Long-lived baryons absolutely participate in the nuclear force, illustrated most clearly by hypernuclei made of protons, neutrons, and exotic baryons. (In practice there’s just one hyperon, for the same reason as the absence of meson-meson colliders.)

For short-lived baryons, it’s not clear whether the meson-mediated approximation would be useful under any circumstances. The effective range of the pion-mediated force is related to the pion’s mass:

$$ r_\pi = \frac{\hbar c}{m_\pi c^2} \approx 1.3\rm\,fm \approx r_\text{nucleon} $$

An unstable state with lifetime $\tau$ has an intrinsic uncertainty $\Gamma$, or width, in its total energy,

$$ \Gamma \tau \approx \hbar $$

which you can think of as a kind of energy-time version of the uncertainty principle. If we use $\hbar = c = 1$ units so that energy, mass, (inverse) time, and (inverse) distance are all measured in the same units, you might say that a particle whose decay width is larger than the pion mass, $\Gamma > m_\pi$, will probably have already decayed in the time it takes for light to cross a nucleon. It’s not clear (to me) what it would mean to “interact” with a particle which has already decayed before you finish touching it.

## Best Answer

Wikipedia does a good job of explaining the quarks, but really all you need to know is in the handy Standard Model particle chart:

Quarks come in three generations and two different electrical charges, $+2/3$ and $-1/3$. Like the up and down quarks, which differ in electric charge and therefore in how they can combine to make integer-charge baryons and mesons, the charm/strange and top-bottom quarks work slightly differently with respect to the kinds of combinations they can form. However, that is essentially it, and in particular the up / charm / top and down / strange / bottom triplets behave identically as far as which interactions they're able to take part in.

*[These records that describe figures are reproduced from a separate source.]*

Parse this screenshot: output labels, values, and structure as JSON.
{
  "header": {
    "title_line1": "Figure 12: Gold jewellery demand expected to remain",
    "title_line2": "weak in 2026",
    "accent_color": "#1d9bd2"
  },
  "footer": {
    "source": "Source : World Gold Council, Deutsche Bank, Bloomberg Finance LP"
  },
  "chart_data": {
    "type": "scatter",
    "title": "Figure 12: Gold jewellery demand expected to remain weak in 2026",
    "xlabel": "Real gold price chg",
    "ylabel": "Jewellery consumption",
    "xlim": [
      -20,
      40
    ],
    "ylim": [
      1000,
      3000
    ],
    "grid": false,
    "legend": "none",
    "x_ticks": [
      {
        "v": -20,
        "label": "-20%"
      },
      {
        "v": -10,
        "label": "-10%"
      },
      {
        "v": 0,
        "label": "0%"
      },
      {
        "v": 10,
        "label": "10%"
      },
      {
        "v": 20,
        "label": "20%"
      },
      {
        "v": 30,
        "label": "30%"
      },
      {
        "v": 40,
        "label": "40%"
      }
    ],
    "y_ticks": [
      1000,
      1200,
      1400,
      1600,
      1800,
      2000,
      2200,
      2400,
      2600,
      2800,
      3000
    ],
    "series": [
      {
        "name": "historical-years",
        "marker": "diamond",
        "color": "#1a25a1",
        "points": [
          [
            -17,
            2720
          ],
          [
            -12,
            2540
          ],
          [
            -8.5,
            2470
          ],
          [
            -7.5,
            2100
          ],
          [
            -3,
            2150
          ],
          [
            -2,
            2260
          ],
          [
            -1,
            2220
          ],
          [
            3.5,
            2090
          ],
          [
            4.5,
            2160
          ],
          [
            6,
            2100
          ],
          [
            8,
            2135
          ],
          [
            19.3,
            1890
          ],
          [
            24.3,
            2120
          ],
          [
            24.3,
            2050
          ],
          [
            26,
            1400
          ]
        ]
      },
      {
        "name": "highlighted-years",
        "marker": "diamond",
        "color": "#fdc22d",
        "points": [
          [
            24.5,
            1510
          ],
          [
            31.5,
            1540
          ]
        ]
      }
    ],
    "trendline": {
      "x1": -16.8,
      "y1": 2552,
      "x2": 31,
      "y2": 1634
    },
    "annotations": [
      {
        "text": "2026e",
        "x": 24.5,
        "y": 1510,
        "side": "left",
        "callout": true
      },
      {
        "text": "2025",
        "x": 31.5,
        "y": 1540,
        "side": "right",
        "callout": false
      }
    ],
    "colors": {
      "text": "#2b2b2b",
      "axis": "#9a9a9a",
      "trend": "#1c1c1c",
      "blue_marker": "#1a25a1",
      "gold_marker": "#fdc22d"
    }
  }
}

On the other hand, the masses are different from generation to generation, and that is not just some random property that you jot down and forget: the mass of a particle is (via $E=mc^2$) the energy that it can contribute to a reaction, and the more massive the particle, the more energy it can bring in, and the wider the array of reaction products that can come out.

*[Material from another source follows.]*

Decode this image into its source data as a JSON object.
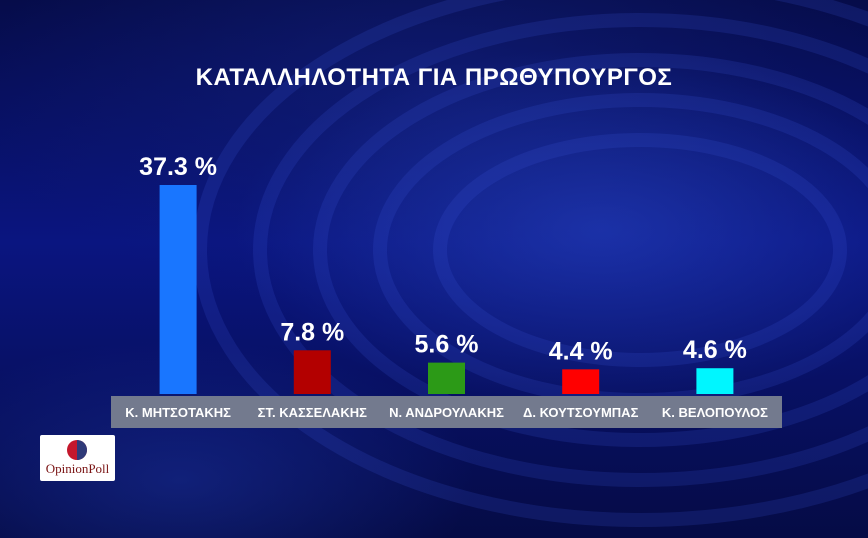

Thus, if you start with, say, a Lambda baryon, you have enough energy to produce, say, a $\Delta^+$ baryon, which has $uud$ quark content with all their spins aligned (instead of two anti-aligned), and can therefore be seen, roughly, as an excited state of the proton system. On the other hand, if you start with a proton, you would need to provide some significant energy to excite it into the $\Delta^+$ state.

I should also mention that for each of the given quarks there is a quantum number known as flavour, or more specifically strangeness, charm, topness and bottomness, which can be used to characterize the particle content of the reaction at any given state. Unlike electric charge and baryon number, which are always conserved, the individual flavour numbers are only weakly conserved: many processes (and in particular strong-force and electromagnetic interactions) will respect them, but weak-force interactions don't.

Thus, as an example, the strong and electromagnetic interactions forbid the decay of the $\Sigma^+$ baryon (quark content $uus$) into a proton's $uud$, as that would decrease the strangeness of the state, so the process is relatively unlikely, as only weak-force routes can mediate the decay.